6 thoughts on “Wisconsin passive house at center of co-op solar dispute

  1. The Hypocrisy of the electric cooperatives. They have a monthly base charge of $28.00, then they claim that renewable energy owners are getting benefits that are not available to non-owners. They want to pay off-setting rates for energy that is sent to the grid, but they want members to voluntarily pay a small, additional charge each month to offset the additional cost it takes to support renewable energy generation. They call this the Evergreen Renewable Energy Program.

    They are supposed to be member owned, but they are just a crooked as the investor-owned utilities. Are all this money going to executive salaries and perks, because it is not going to the members.

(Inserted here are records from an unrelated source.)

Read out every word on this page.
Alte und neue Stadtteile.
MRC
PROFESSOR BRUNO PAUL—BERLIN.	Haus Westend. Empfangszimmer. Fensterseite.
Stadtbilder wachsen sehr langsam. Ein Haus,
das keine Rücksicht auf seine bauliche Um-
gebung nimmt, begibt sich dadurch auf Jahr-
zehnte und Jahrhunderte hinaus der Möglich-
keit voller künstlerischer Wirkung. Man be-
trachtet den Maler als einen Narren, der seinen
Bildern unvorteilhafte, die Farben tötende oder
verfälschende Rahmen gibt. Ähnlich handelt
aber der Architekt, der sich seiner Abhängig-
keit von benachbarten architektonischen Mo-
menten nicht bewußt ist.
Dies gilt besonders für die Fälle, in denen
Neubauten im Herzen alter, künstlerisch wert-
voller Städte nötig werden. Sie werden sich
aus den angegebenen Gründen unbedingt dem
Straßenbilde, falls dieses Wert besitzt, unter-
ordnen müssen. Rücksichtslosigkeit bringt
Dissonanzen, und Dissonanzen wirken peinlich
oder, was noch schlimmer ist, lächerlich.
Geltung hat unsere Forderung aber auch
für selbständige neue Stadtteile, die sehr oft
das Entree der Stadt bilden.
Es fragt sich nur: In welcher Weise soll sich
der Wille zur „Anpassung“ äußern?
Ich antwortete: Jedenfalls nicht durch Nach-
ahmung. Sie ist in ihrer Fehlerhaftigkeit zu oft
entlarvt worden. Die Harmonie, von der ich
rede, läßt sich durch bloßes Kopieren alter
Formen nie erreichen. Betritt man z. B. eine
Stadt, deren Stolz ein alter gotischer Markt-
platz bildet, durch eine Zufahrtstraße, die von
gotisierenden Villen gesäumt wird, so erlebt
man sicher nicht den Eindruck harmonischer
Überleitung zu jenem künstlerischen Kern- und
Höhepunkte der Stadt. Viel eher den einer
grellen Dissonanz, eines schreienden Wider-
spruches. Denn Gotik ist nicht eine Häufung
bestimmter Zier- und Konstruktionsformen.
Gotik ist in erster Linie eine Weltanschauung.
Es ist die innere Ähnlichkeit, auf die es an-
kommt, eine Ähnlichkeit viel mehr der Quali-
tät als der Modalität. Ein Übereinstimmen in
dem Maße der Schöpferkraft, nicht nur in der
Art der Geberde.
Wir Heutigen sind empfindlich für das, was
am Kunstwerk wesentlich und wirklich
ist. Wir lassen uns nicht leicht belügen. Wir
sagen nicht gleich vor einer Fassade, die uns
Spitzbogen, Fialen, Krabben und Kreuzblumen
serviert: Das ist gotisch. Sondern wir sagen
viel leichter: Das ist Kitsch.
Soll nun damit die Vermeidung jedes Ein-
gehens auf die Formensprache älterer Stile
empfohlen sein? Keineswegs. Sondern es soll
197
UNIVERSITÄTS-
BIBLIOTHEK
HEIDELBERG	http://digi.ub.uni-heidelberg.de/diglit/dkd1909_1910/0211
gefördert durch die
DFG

  2. In all other business if the volume of business goes down a business has to make up for the loss in other ways. In a business I owned you worked and got more business. Competition keeps you from charging other customers more just because my poor business is loosing business. If I were the cooperative I would get in on generating my own solar. Build a big array and sell off it. You can get a payback in 15 to 20 years. I’m sorry but these cooperatives need to get inventive and make it work or do like all other businesses that don’t…..GO OUT OF BUSINESS. Someone else will take your customers who are actually stepping up into wind and Solar. Cities and individuals are doing it so too bad so sad St. Croix Electric Cooperative and others who are pulling this one over on their customers.

  3. The comment in the article that says “could be waiting three to four times longer to break even” is complete bullshit. There is no way that switching from retail rate to avoided-cost rate would cause tripling or quadrupling of the break even period. The reason I can make that statement confidently is that the article forgets about the electricity that the home produces and uses for itself at an offset cost of full retail price. So this change in rate might increase the break even point by double at worst, but most likely way less than double.

  4. I’m not surprised that this happened. The board of directors of electric cooperatives get trained by “the electric industry” which means they are trained to think like the board of directors of for-profit electric company. Most electric cooperatives don’t generate the electricity they use, they buy it from for-profit electric generation companies. This means they are trained to be happy with “cheaper, but dirty” electricity generated by coal plants and they yearn for the good old days of nuclear energy. They spend their time lobbying Congress to protect these dirty coal plants and to avoid any “green energy” legislation. They don’t look forward to a greener future.

  5. “That monthly base charge, which will increase to about $28 in January, doesn’t cover the cost of providing the service, which is closer to $40 on average, Pendergast said.

    “If a member is not paying for any energy purchases, the other cooperative members must make up the revenue shortfall,” he wrote.”

    The obvious solution seems to be: charge everyone $40 for the true cost of connections, cover that cost properly, and not make it up haphazardly from per-kWh rates – right? And then pay solar producers what their energy is worth.

  6. Haddo, you blame the coop here?? I, for one, am sick of subsidizing the few who can afford solar. You forget this solar customer is using the utility for his backup. The utility still has to maintain the lines at no additional cost to this customer. This is called cost shifting and every customer who is tied into the grid is guilty of shifting the cost onto the rest of us. In this case, you forgot the most important piece. It is a cooperative utility, not an IOU. Coops are member-owned, non-profit, which means they actually look our for their customers. Please educate yourself in the future before posting that of which you do not know!